Almost six weeks after the Government took office, there is still no sign of the "zero tolerance" crime policy which was a central plank of Fianna Fail's general election campaign. No instructions have been received by gardai about the policy, which was to have been implemented as soon as the party came to power.
A spokesman for the Minister for Justice, Mr O'Donoghue, said there was a lot of work under way "behind the scenes" but the Minister was not yet in a position to announce any specific plans.
In the closing days of the general election campaign the Fianna Fail leader, Mr Ahern, said: "The implementation of the policy will start from the day on which Fianna Fail forms the next government.
"The Irish people want a government which will take action against crime. I believe the Irish people are as opposed to the concept of an `acceptable' or `tolerable' level of crime as I am. I believe that they want to see a policy of zero tolerance implemented." Fianna Fail's presence in government will be felt at once." Some senior Garda officers are privately relieved that so far there has been no attempt to implement zero tolerance.

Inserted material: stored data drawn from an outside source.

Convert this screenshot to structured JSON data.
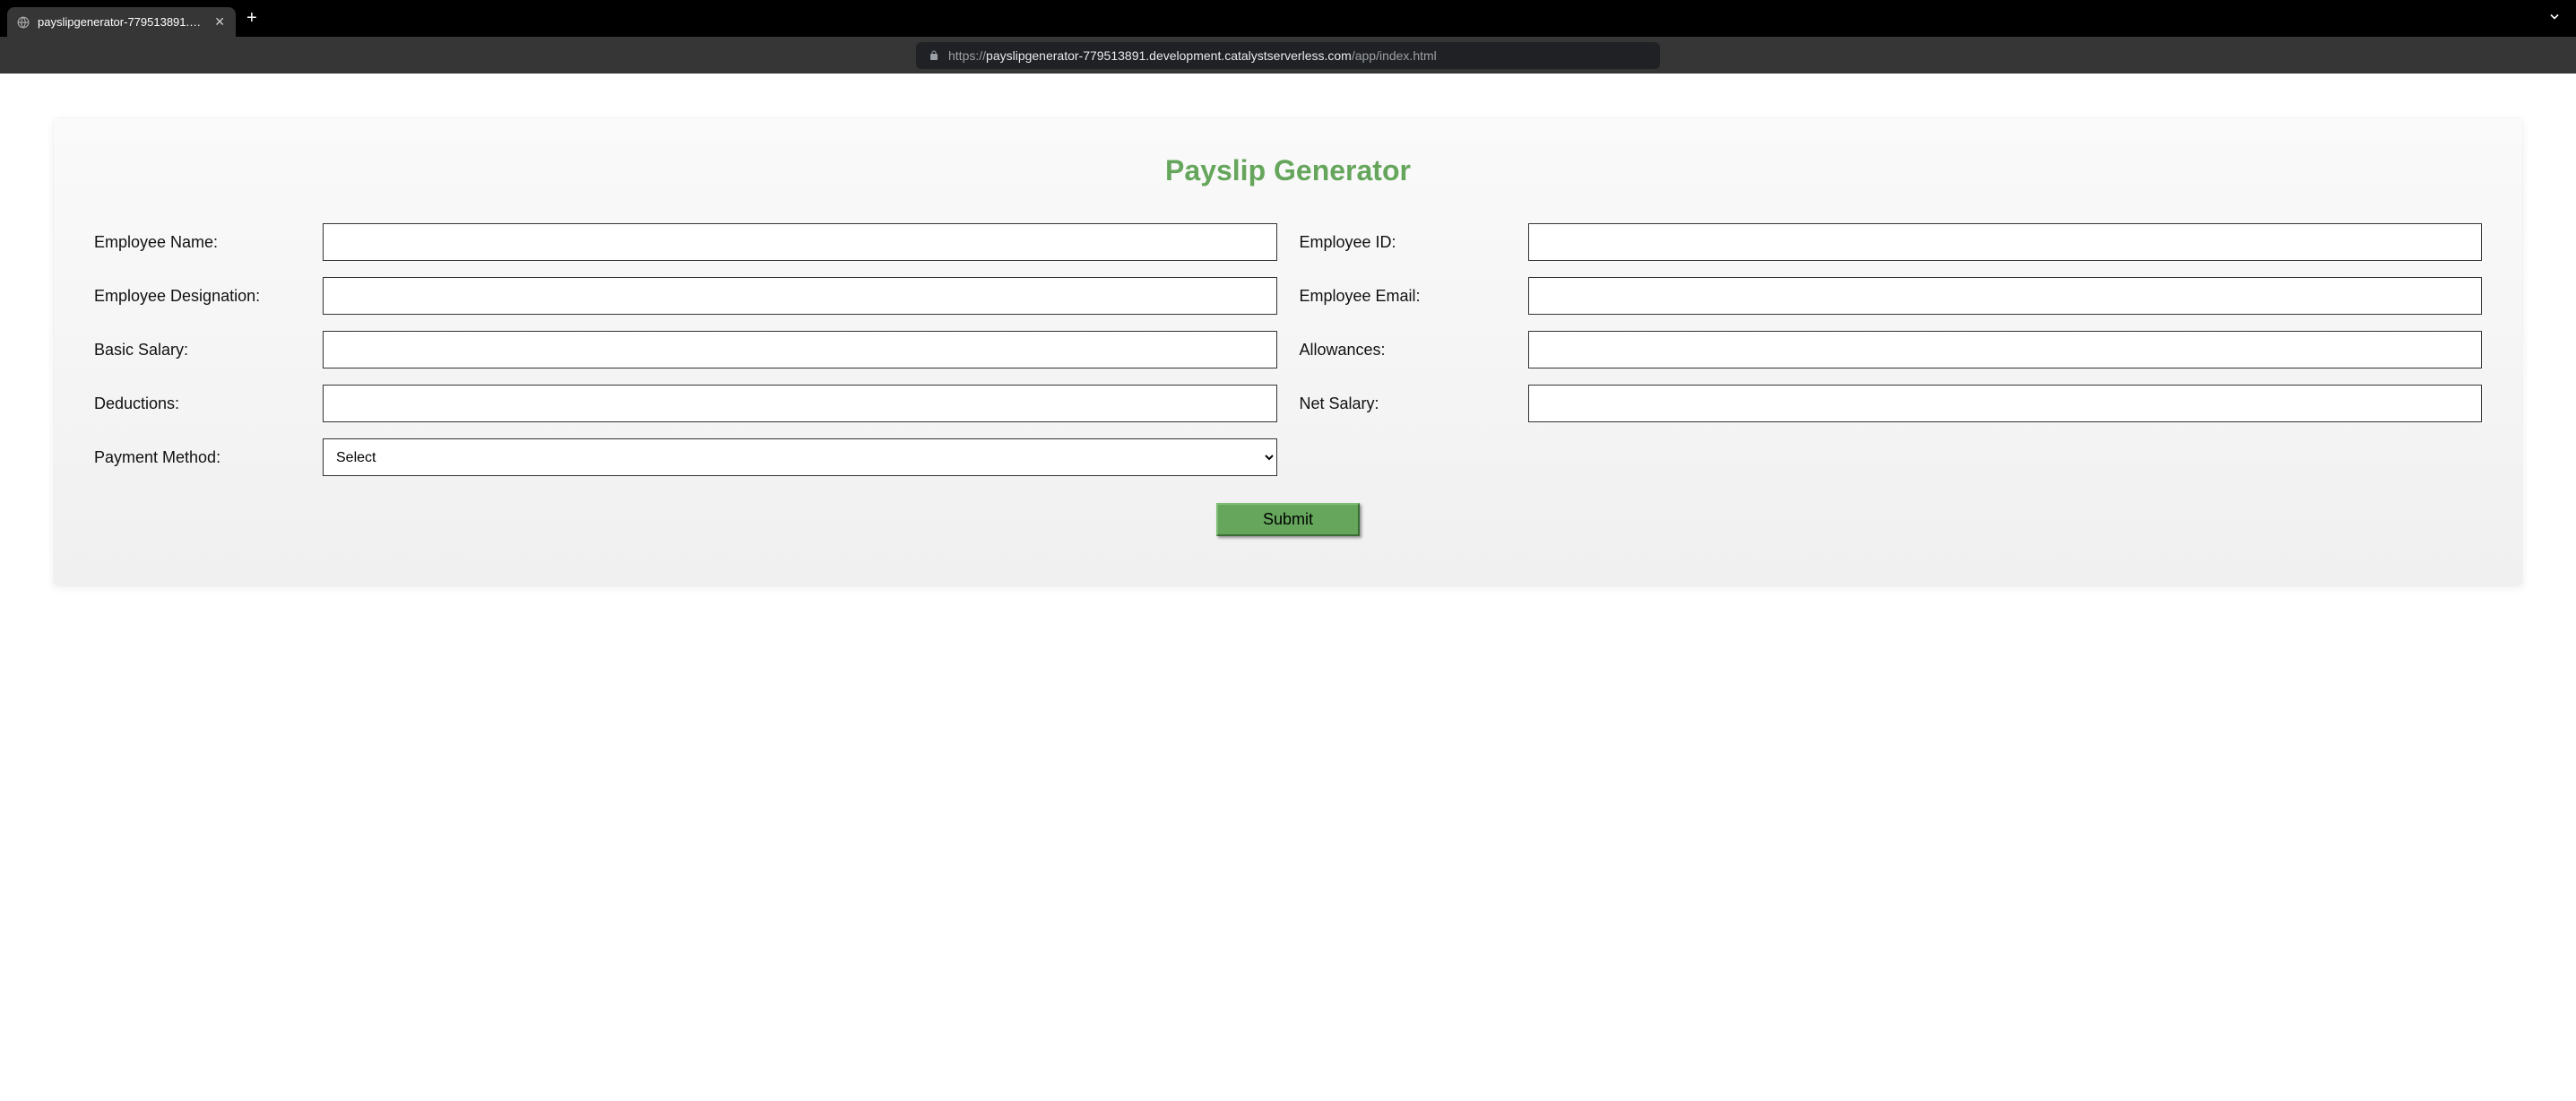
{
  "browser": {
    "tab_title": "payslipgenerator-779513891.d…",
    "url_prefix": "https://",
    "url_host": "payslipgenerator-779513891.development.catalystserverless.com",
    "url_path": "/app/index.html"
  },
  "page": {
    "title": "Payslip Generator",
    "labels": {
      "employee_name": "Employee Name:",
      "employee_id": "Employee ID:",
      "employee_designation": "Employee Designation:",
      "employee_email": "Employee Email:",
      "basic_salary": "Basic Salary:",
      "allowances": "Allowances:",
      "deductions": "Deductions:",
      "net_salary": "Net Salary:",
      "payment_method": "Payment Method:"
    },
    "payment_method_selected": "Select",
    "submit_label": "Submit"
  }
}
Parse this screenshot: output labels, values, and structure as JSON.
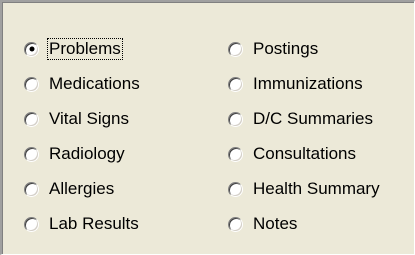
{
  "left_column": [
    {
      "label": "Problems",
      "checked": true,
      "focused": true
    },
    {
      "label": "Medications",
      "checked": false,
      "focused": false
    },
    {
      "label": "Vital Signs",
      "checked": false,
      "focused": false
    },
    {
      "label": "Radiology",
      "checked": false,
      "focused": false
    },
    {
      "label": "Allergies",
      "checked": false,
      "focused": false
    },
    {
      "label": "Lab Results",
      "checked": false,
      "focused": false
    }
  ],
  "right_column": [
    {
      "label": "Postings",
      "checked": false,
      "focused": false
    },
    {
      "label": "Immunizations",
      "checked": false,
      "focused": false
    },
    {
      "label": "D/C Summaries",
      "checked": false,
      "focused": false
    },
    {
      "label": "Consultations",
      "checked": false,
      "focused": false
    },
    {
      "label": "Health Summary",
      "checked": false,
      "focused": false
    },
    {
      "label": "Notes",
      "checked": false,
      "focused": false
    }
  ]
}
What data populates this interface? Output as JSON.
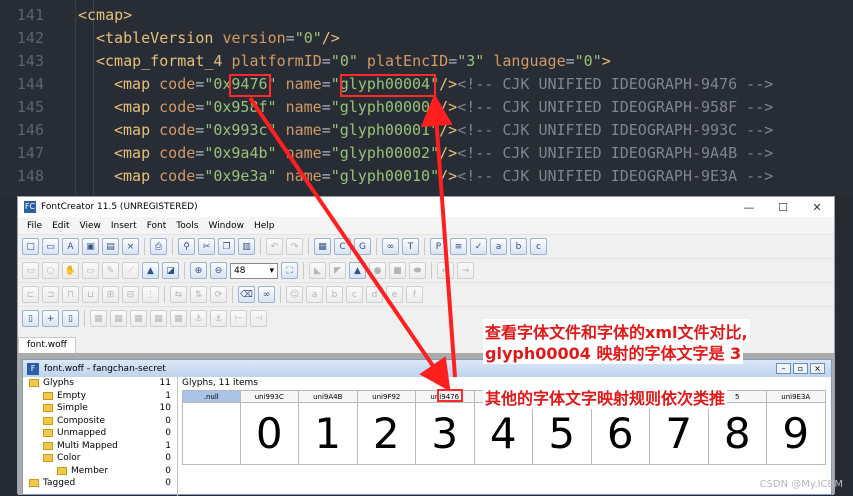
{
  "editor": {
    "lines": [
      {
        "num": "141",
        "parts": [
          [
            "tag",
            "<cmap>"
          ]
        ]
      },
      {
        "num": "142",
        "parts": [
          [
            "tag",
            "<tableVersion "
          ],
          [
            "attr",
            "version"
          ],
          [
            "plain",
            "="
          ],
          [
            "val",
            "\"0\""
          ],
          [
            "tag",
            "/>"
          ]
        ]
      },
      {
        "num": "143",
        "parts": [
          [
            "tag",
            "<cmap_format_4 "
          ],
          [
            "attr",
            "platformID"
          ],
          [
            "plain",
            "="
          ],
          [
            "val",
            "\"0\""
          ],
          [
            "attr",
            " platEncID"
          ],
          [
            "plain",
            "="
          ],
          [
            "val",
            "\"3\""
          ],
          [
            "attr",
            " language"
          ],
          [
            "plain",
            "="
          ],
          [
            "val",
            "\"0\""
          ],
          [
            "tag",
            ">"
          ]
        ]
      },
      {
        "num": "144",
        "parts": [
          [
            "tag",
            "<map "
          ],
          [
            "attr",
            "code"
          ],
          [
            "plain",
            "="
          ],
          [
            "val",
            "\"0x9476\""
          ],
          [
            "attr",
            " name"
          ],
          [
            "plain",
            "="
          ],
          [
            "val",
            "\"glyph00004\""
          ],
          [
            "tag",
            "/>"
          ],
          [
            "comment",
            "<!-- CJK UNIFIED IDEOGRAPH-9476 -->"
          ]
        ]
      },
      {
        "num": "145",
        "parts": [
          [
            "tag",
            "<map "
          ],
          [
            "attr",
            "code"
          ],
          [
            "plain",
            "="
          ],
          [
            "val",
            "\"0x958f\""
          ],
          [
            "attr",
            " name"
          ],
          [
            "plain",
            "="
          ],
          [
            "val",
            "\"glyph00000\""
          ],
          [
            "tag",
            "/>"
          ],
          [
            "comment",
            "<!-- CJK UNIFIED IDEOGRAPH-958F -->"
          ]
        ]
      },
      {
        "num": "146",
        "parts": [
          [
            "tag",
            "<map "
          ],
          [
            "attr",
            "code"
          ],
          [
            "plain",
            "="
          ],
          [
            "val",
            "\"0x993c\""
          ],
          [
            "attr",
            " name"
          ],
          [
            "plain",
            "="
          ],
          [
            "val",
            "\"glyph00001\""
          ],
          [
            "tag",
            "/>"
          ],
          [
            "comment",
            "<!-- CJK UNIFIED IDEOGRAPH-993C -->"
          ]
        ]
      },
      {
        "num": "147",
        "parts": [
          [
            "tag",
            "<map "
          ],
          [
            "attr",
            "code"
          ],
          [
            "plain",
            "="
          ],
          [
            "val",
            "\"0x9a4b\""
          ],
          [
            "attr",
            " name"
          ],
          [
            "plain",
            "="
          ],
          [
            "val",
            "\"glyph00002\""
          ],
          [
            "tag",
            "/>"
          ],
          [
            "comment",
            "<!-- CJK UNIFIED IDEOGRAPH-9A4B -->"
          ]
        ]
      },
      {
        "num": "148",
        "parts": [
          [
            "tag",
            "<map "
          ],
          [
            "attr",
            "code"
          ],
          [
            "plain",
            "="
          ],
          [
            "val",
            "\"0x9e3a\""
          ],
          [
            "attr",
            " name"
          ],
          [
            "plain",
            "="
          ],
          [
            "val",
            "\"glyph00010\""
          ],
          [
            "tag",
            "/>"
          ],
          [
            "comment",
            "<!-- CJK UNIFIED IDEOGRAPH-9E3A -->"
          ]
        ]
      }
    ]
  },
  "app": {
    "title": "FontCreator 11.5 (UNREGISTERED)",
    "icon": "FC",
    "menu": [
      "File",
      "Edit",
      "View",
      "Insert",
      "Font",
      "Tools",
      "Window",
      "Help"
    ],
    "zoom": "48",
    "doc_tab": "font.woff",
    "inner_title": "font.woff - fangchan-secret",
    "tree": [
      {
        "label": "Glyphs",
        "count": "11",
        "level": 0
      },
      {
        "label": "Empty",
        "count": "1",
        "level": 1
      },
      {
        "label": "Simple",
        "count": "10",
        "level": 1
      },
      {
        "label": "Composite",
        "count": "0",
        "level": 1
      },
      {
        "label": "Unmapped",
        "count": "0",
        "level": 1
      },
      {
        "label": "Multi Mapped",
        "count": "1",
        "level": 1
      },
      {
        "label": "Color",
        "count": "0",
        "level": 1
      },
      {
        "label": "Member",
        "count": "0",
        "level": 2
      },
      {
        "label": "Tagged",
        "count": "0",
        "level": 0
      }
    ],
    "glyph_header": "Glyphs, 11 items",
    "glyphs": [
      {
        "name": ".null",
        "glyph": ""
      },
      {
        "name": "uni993C",
        "glyph": "0"
      },
      {
        "name": "uni9A4B",
        "glyph": "1"
      },
      {
        "name": "uni9F92",
        "glyph": "2"
      },
      {
        "name": "uni9476",
        "glyph": "3"
      },
      {
        "name": "",
        "glyph": "4"
      },
      {
        "name": "",
        "glyph": "5"
      },
      {
        "name": "",
        "glyph": "6"
      },
      {
        "name": "",
        "glyph": "7"
      },
      {
        "name": "5",
        "glyph": "8"
      },
      {
        "name": "uni9E3A",
        "glyph": "9"
      }
    ]
  },
  "annotations": {
    "note1": "查看字体文件和字体的xml文件对比,",
    "note2": "glyph00004 映射的字体文字是 3",
    "note3": "其他的字体文字映射规则依次类推"
  },
  "watermark": "CSDN @My.ICBM"
}
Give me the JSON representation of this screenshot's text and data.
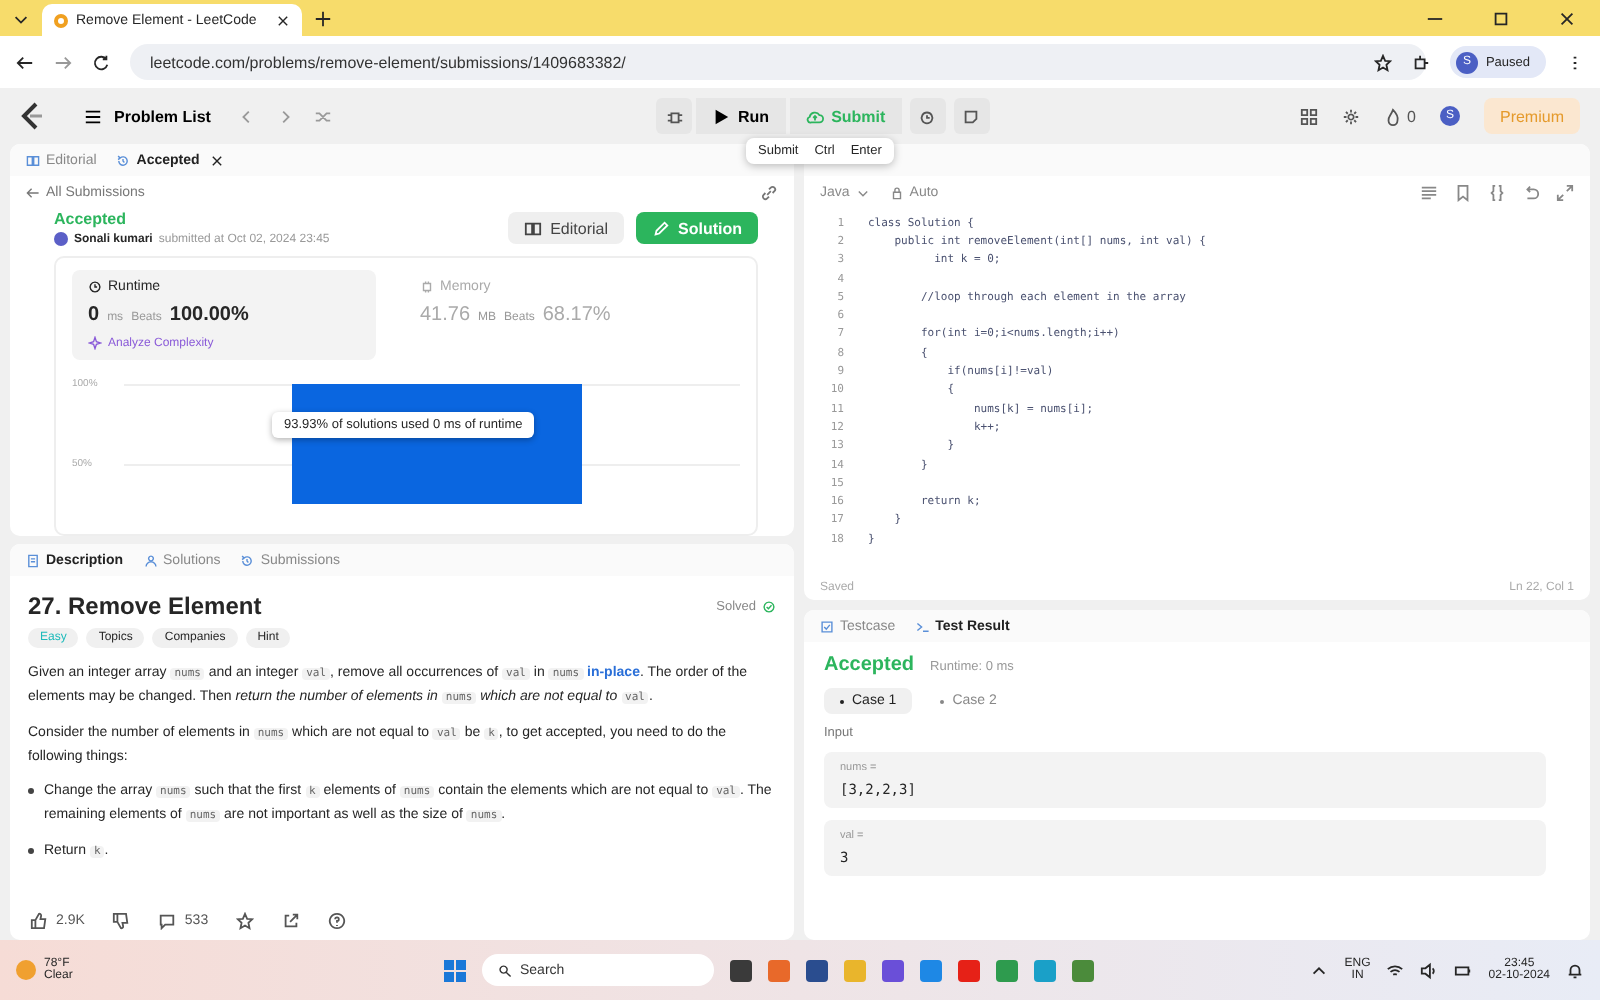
{
  "browser": {
    "tab_title": "Remove Element - LeetCode",
    "url": "leetcode.com/problems/remove-element/submissions/1409683382/",
    "profile_status": "Paused",
    "profile_initial": "S"
  },
  "navbar": {
    "problem_list": "Problem List",
    "run": "Run",
    "submit": "Submit",
    "streak": "0",
    "avatar_initial": "S",
    "premium": "Premium"
  },
  "shortcut_tooltip": [
    "Submit",
    "Ctrl",
    "Enter"
  ],
  "left_top_tabs": [
    {
      "label": "Editorial",
      "selected": false,
      "closable": false
    },
    {
      "label": "Accepted",
      "selected": true,
      "closable": true
    }
  ],
  "submission": {
    "back": "All Submissions",
    "status": "Accepted",
    "user": "Sonali kumari",
    "submitted": "submitted at Oct 02, 2024 23:45",
    "editorial_button": "Editorial",
    "solution_button": "Solution",
    "runtime": {
      "label": "Runtime",
      "value": "0",
      "unit": "ms",
      "beats": "Beats",
      "percent": "100.00%",
      "analyze": "Analyze Complexity"
    },
    "memory": {
      "label": "Memory",
      "value": "41.76",
      "unit": "MB",
      "beats": "Beats",
      "percent": "68.17%"
    },
    "distribution": {
      "gridlines": [
        "100%",
        "50%"
      ],
      "tooltip": "93.93% of solutions used 0 ms of runtime"
    }
  },
  "editor": {
    "language": "Java",
    "mode": "Auto",
    "lines": [
      {
        "number": "1",
        "code": "class Solution {"
      },
      {
        "number": "2",
        "code": "    public int removeElement(int[] nums, int val) {"
      },
      {
        "number": "3",
        "code": "          int k = 0;"
      },
      {
        "number": "4"
      },
      {
        "number": "5",
        "code": "        //loop through each element in the array"
      },
      {
        "number": "6"
      },
      {
        "number": "7",
        "code": "        for(int i=0;i<nums.length;i++)"
      },
      {
        "number": "8",
        "code": "        {"
      },
      {
        "number": "9",
        "code": "            if(nums[i]!=val)"
      },
      {
        "number": "10",
        "code": "            {"
      },
      {
        "number": "11",
        "code": "                nums[k] = nums[i];"
      },
      {
        "number": "12",
        "code": "                k++;"
      },
      {
        "number": "13",
        "code": "            }"
      },
      {
        "number": "14",
        "code": "        }"
      },
      {
        "number": "15"
      },
      {
        "number": "16",
        "code": "        return k;"
      },
      {
        "number": "17",
        "code": "    }"
      },
      {
        "number": "18",
        "code": "}"
      }
    ],
    "saved": "Saved",
    "cursor": "Ln 22, Col 1"
  },
  "description_tabs": [
    {
      "label": "Description",
      "selected": true
    },
    {
      "label": "Solutions",
      "selected": false
    },
    {
      "label": "Submissions",
      "selected": false
    }
  ],
  "problem": {
    "title": "27. Remove Element",
    "solved": "Solved",
    "difficulty": "Easy",
    "tags": [
      "Topics",
      "Companies",
      "Hint"
    ],
    "paragraphs": [
      [
        {
          "kind": "text",
          "text": "Given an integer array "
        },
        {
          "kind": "code",
          "text": "nums"
        },
        {
          "kind": "text",
          "text": " and an integer "
        },
        {
          "kind": "code",
          "text": "val"
        },
        {
          "kind": "text",
          "text": ", remove all occurrences of "
        },
        {
          "kind": "code",
          "text": "val"
        },
        {
          "kind": "text",
          "text": " in "
        },
        {
          "kind": "code",
          "text": "nums"
        },
        {
          "kind": "link",
          "text": " in-place"
        },
        {
          "kind": "text",
          "text": ". The order of the elements may be changed. Then "
        },
        {
          "kind": "italic",
          "text": "return the number of elements in "
        },
        {
          "kind": "code",
          "text": "nums"
        },
        {
          "kind": "italic",
          "text": " which are not equal to "
        },
        {
          "kind": "code",
          "text": "val"
        },
        {
          "kind": "text",
          "text": "."
        }
      ],
      [
        {
          "kind": "text",
          "text": "Consider the number of elements in "
        },
        {
          "kind": "code",
          "text": "nums"
        },
        {
          "kind": "text",
          "text": " which are not equal to "
        },
        {
          "kind": "code",
          "text": "val"
        },
        {
          "kind": "text",
          "text": " be "
        },
        {
          "kind": "code",
          "text": "k"
        },
        {
          "kind": "text",
          "text": ", to get accepted, you need to do the following things:"
        }
      ]
    ],
    "bullets": [
      [
        {
          "kind": "text",
          "text": "Change the array "
        },
        {
          "kind": "code",
          "text": "nums"
        },
        {
          "kind": "text",
          "text": " such that the first "
        },
        {
          "kind": "code",
          "text": "k"
        },
        {
          "kind": "text",
          "text": " elements of "
        },
        {
          "kind": "code",
          "text": "nums"
        },
        {
          "kind": "text",
          "text": " contain the elements which are not equal to "
        },
        {
          "kind": "code",
          "text": "val"
        },
        {
          "kind": "text",
          "text": ". The remaining elements of "
        },
        {
          "kind": "code",
          "text": "nums"
        },
        {
          "kind": "text",
          "text": " are not important as well as the size of "
        },
        {
          "kind": "code",
          "text": "nums"
        },
        {
          "kind": "text",
          "text": "."
        }
      ],
      [
        {
          "kind": "text",
          "text": "Return "
        },
        {
          "kind": "code",
          "text": "k"
        },
        {
          "kind": "text",
          "text": "."
        }
      ]
    ],
    "likes": "2.9K",
    "comments": "533"
  },
  "console_tabs": [
    {
      "label": "Testcase",
      "selected": false
    },
    {
      "label": "Test Result",
      "selected": true
    }
  ],
  "result": {
    "status": "Accepted",
    "runtime": "Runtime: 0 ms",
    "cases": [
      {
        "label": "Case 1",
        "selected": true
      },
      {
        "label": "Case 2",
        "selected": false
      }
    ],
    "input_label": "Input",
    "inputs": [
      {
        "name": "nums =",
        "value": "[3,2,2,3]"
      },
      {
        "name": "val =",
        "value": "3"
      }
    ]
  },
  "taskbar": {
    "temperature": "78°F",
    "weather": "Clear",
    "search": "Search",
    "language": "ENG",
    "region": "IN",
    "time": "23:45",
    "date": "02-10-2024"
  }
}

The basis of the policy, credited with dramatic reductions in crime in New York and other US cities, is that lesser offences lead to larger ones and cracking down on all small crimes can reduce the level of serious crime.
When Fianna Fail proposed the concept it was not welcomed by the Garda Commissioner, Mr Pat Byrne, who suggested that it could mean jailing "beggars and buskers and people who don't pay their fares on the bus".
Last March Mr O'Donoghue, then Fianna Fail's justice spokesman, rejected the Commissioner's interpretation and said no new laws would needed to implement the plan.
Shortly before election day Mr Ahern refined the policy by saying it would first be implemented against drug-dealers. "The day on which a Fianna Fail-led government takes office is the day on which the policy of zero tolerance will be implemented against drug-dealers," he said. The party would "launch an offensive" against drug-dealers.